Serve with crusty warm bread and Portuguese Albarinho Verde - White Wine ...  

Translated by: Margaux Cintrano.


----------



## Harry Cobean (May 12, 2012)

good morning margi
another wonderful recipe! amazing how regional dialects/pronunciations vary.i had a girlfriend who lived in the macarena area of seville...a beautiful part of a beautiful city.she pronounced it choh(short)ree(as spelt)thoh(short)
and,trust me margi,she knew a thing or two about sausage
right i'm off to visit bolas,do some gardening,stroll around my home town-the beautiful roman city of chester(10 minutes from bolas's),eat good food & generally make merry!
enjoy your weekend
harry


----------



## Margi Cintrano (May 12, 2012)

*Harry: Portuguese and Spanish*

 Good Afternoon Harry,

Firstly, I hope that you and Bolas are having a phenomenal day catching up. 

In Spanish SAUSAGE is CHOR IZ O ( pronounced as chore iz o ); and as you know Zeta ( pronounced seta; is not a Zed in Spanish); it is sort of a cross between and S and a lispy TH ... 

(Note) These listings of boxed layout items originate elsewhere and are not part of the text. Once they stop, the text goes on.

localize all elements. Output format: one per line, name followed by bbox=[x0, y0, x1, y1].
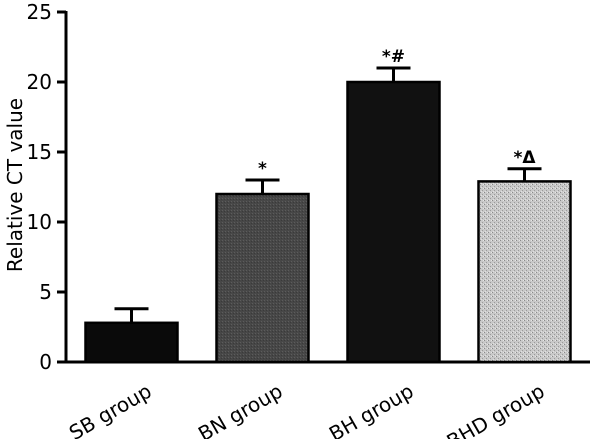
y-tick-label: 10 bbox=[27, 210, 52, 234]
significance-annotation: *Δ bbox=[513, 148, 536, 168]
category-label: BN group bbox=[194, 379, 287, 439]
category-label: BH group bbox=[325, 379, 418, 439]
y-tick-label: 5 bbox=[39, 280, 52, 304]
y-tick-label: 0 bbox=[39, 350, 52, 374]
y-tick-label: 25 bbox=[27, 0, 52, 24]
y-tick-label: 15 bbox=[27, 140, 52, 164]
bar-bhd-group bbox=[477, 180, 572, 364]
significance-annotation: *# bbox=[382, 47, 405, 67]
bar-bh-group bbox=[346, 80, 441, 364]
significance-annotation: * bbox=[258, 159, 267, 179]
bar-sb-group bbox=[84, 321, 179, 364]
y-axis-title: Relative CT value bbox=[3, 98, 27, 272]
bar-bn-group bbox=[215, 192, 310, 364]
category-label: BHD group bbox=[443, 379, 549, 439]
category-label: SB group bbox=[65, 379, 156, 439]
bars bbox=[84, 66, 572, 364]
y-tick-label: 20 bbox=[27, 70, 52, 94]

Though I had learnt my Spanish in Uruguay and Mexico, so it is an S sound which has no lispy sound ... CHOR IS O ( like your Sevilliana lady )

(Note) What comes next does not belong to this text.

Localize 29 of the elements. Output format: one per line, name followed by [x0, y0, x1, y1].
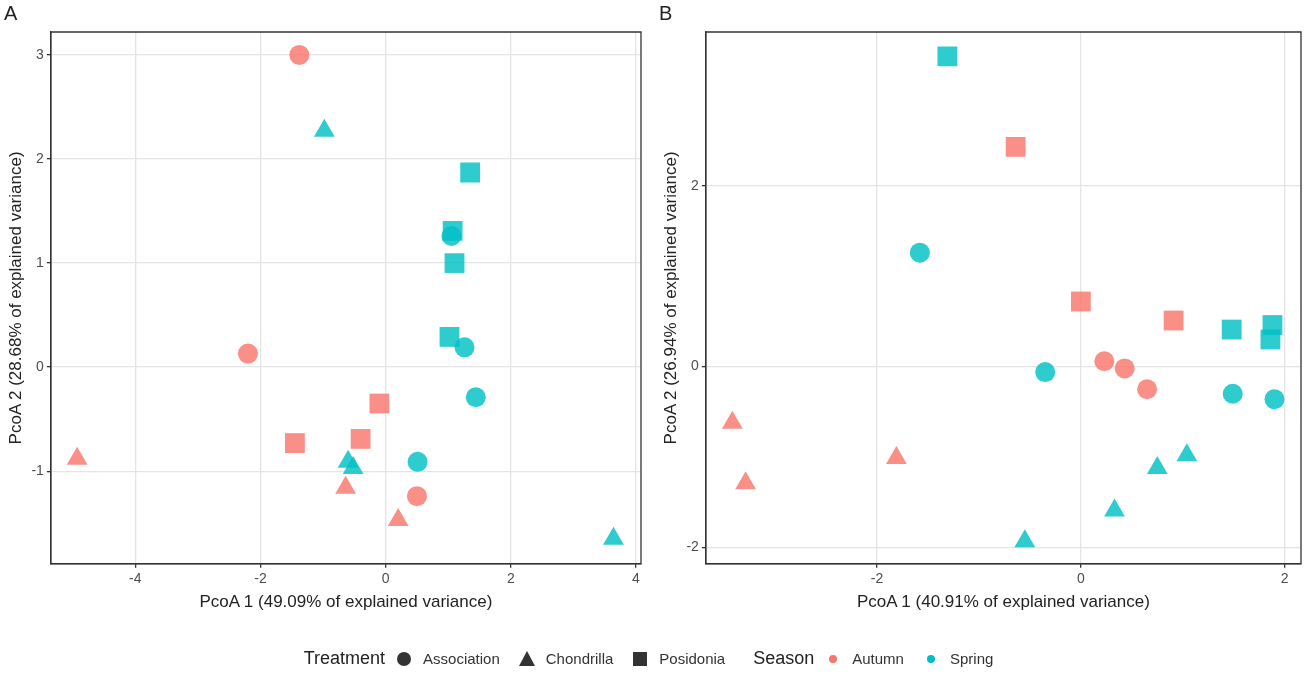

Sevilla is lovely place to visit ... I have Italian Swiss friends who live there. 

However, this recipe is Portuguese, and thus, the pronounciation is different, though similar ... 

Bread risotto is a common dish in Portugual and it is actually the Portuguese interpretation of the Italian Risotto. Having been such a poor country with little resources, to fill up their tummies, they had put bread in their soups like their pastoral ancestors still do ... 

Thanks for feedback. 
Have nice wkend. 
Margi.


----------